University Of New South Wales: Program enhancing mental healthcare for Aboriginal prisoners receives $1.18m grant

UNSW Sydney Professor Kimberlie Dean and her team have received a $1.18 million grant to improve mental healthcare in prison and support the prison-to-community transition for Aboriginal and Torres Strait Islander men and women.

The project is one of 14 successful projects funded with grants totaling $32 million through the federal government’s Medical Research Future Fund (MRFF). The Australian government is investing $6.8 billion in medical research over the next four years, including $2.6 billion in the MRFF.

“I’m excited to have the financial support necessary to progress this important research and also to have the opportunity to build much-needed research capacity in the area,” Prof. Dean said.

Prof.
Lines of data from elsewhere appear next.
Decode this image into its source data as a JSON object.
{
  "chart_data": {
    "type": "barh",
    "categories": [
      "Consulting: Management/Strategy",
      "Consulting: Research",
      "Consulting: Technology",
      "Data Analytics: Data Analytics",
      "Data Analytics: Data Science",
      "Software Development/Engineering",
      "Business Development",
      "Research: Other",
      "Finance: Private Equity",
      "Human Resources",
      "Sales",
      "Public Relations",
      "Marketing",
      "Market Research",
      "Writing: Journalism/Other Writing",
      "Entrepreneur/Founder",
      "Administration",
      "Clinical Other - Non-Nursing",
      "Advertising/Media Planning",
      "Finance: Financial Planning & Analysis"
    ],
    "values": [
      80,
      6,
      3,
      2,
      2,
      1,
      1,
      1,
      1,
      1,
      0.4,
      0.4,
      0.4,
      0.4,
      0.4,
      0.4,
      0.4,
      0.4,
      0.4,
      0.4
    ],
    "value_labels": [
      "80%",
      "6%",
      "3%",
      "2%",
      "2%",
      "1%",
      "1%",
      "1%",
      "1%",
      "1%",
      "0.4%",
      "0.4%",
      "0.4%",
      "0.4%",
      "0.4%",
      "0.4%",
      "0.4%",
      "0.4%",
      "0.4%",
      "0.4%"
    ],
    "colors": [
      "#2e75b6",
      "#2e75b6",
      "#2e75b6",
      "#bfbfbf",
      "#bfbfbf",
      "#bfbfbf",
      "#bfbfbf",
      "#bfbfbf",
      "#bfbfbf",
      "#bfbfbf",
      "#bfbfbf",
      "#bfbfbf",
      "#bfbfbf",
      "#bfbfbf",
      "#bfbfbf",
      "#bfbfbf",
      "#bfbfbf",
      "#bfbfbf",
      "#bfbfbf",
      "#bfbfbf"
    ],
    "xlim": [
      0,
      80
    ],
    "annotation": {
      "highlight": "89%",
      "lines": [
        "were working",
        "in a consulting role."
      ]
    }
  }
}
Dean, who is the Head of Discipline for Psychiatry and Mental Health, and Chair of Forensic Mental Health at UNSW Medicine & Health, said the project will provide an enhanced service to meet the specific cultural and community-connection needs of Aboriginal men and women being released from prison.

The intervention also has the potential to contribute to reducing the over-incarceration of Aboriginal people by reducing risk of a return to custody. In 2021, the Productivity Commission reported Aboriginal and Torres Strait Islander adults were imprisoned at 11 times the rate of non-Indigenous Australians in 2019–20.

“Aboriginal and Torres Strait Islander people are incarcerated at an alarming rate and those in prison often suffer with significant mental health needs, which can be associated with an elevated risk of poor outcomes both before and after returning to the community, including risk of re-incarceration,” Prof. Dean said.

“The proposed research project aims to test the effectiveness of a new culturally-enhanced and release-focused mental health intervention designed to improve mental healthcare in prison and to support the critical prison-to-community transition for Aboriginal and/or Torres Strait Islander men and women.”

The project, Prof. Dean said, will be embedded within the Justice Health and Forensic Mental Health Network, the public health service tasked with meeting the health needs of those in contact with the criminal justice system in NSW.

It builds on a recently implemented local service development, the Community Transitions Team, designed to support mental healthcare continuity for those with mental illness who are transitioning from prison to the community. The project will be led by clinicians and Aboriginal Health colleagues, and additionally aims to build clinical research capacity in this vitally important field.

Scientia Professor Vlado Perkovic, Dean of UNSW Medicine & Health, congratulated Prof. Dean and the team on securing the funding.

“This funding announcement is a major step forward in improving mental health outcomes for Indigenous Australians in the criminal justice system using holistic approaches that are culturally relevant,” Prof. Perkovic said. “Prof. Dean is a leader in this field and I look forward to seeing the positive outcomes of this much-needed intervention program.”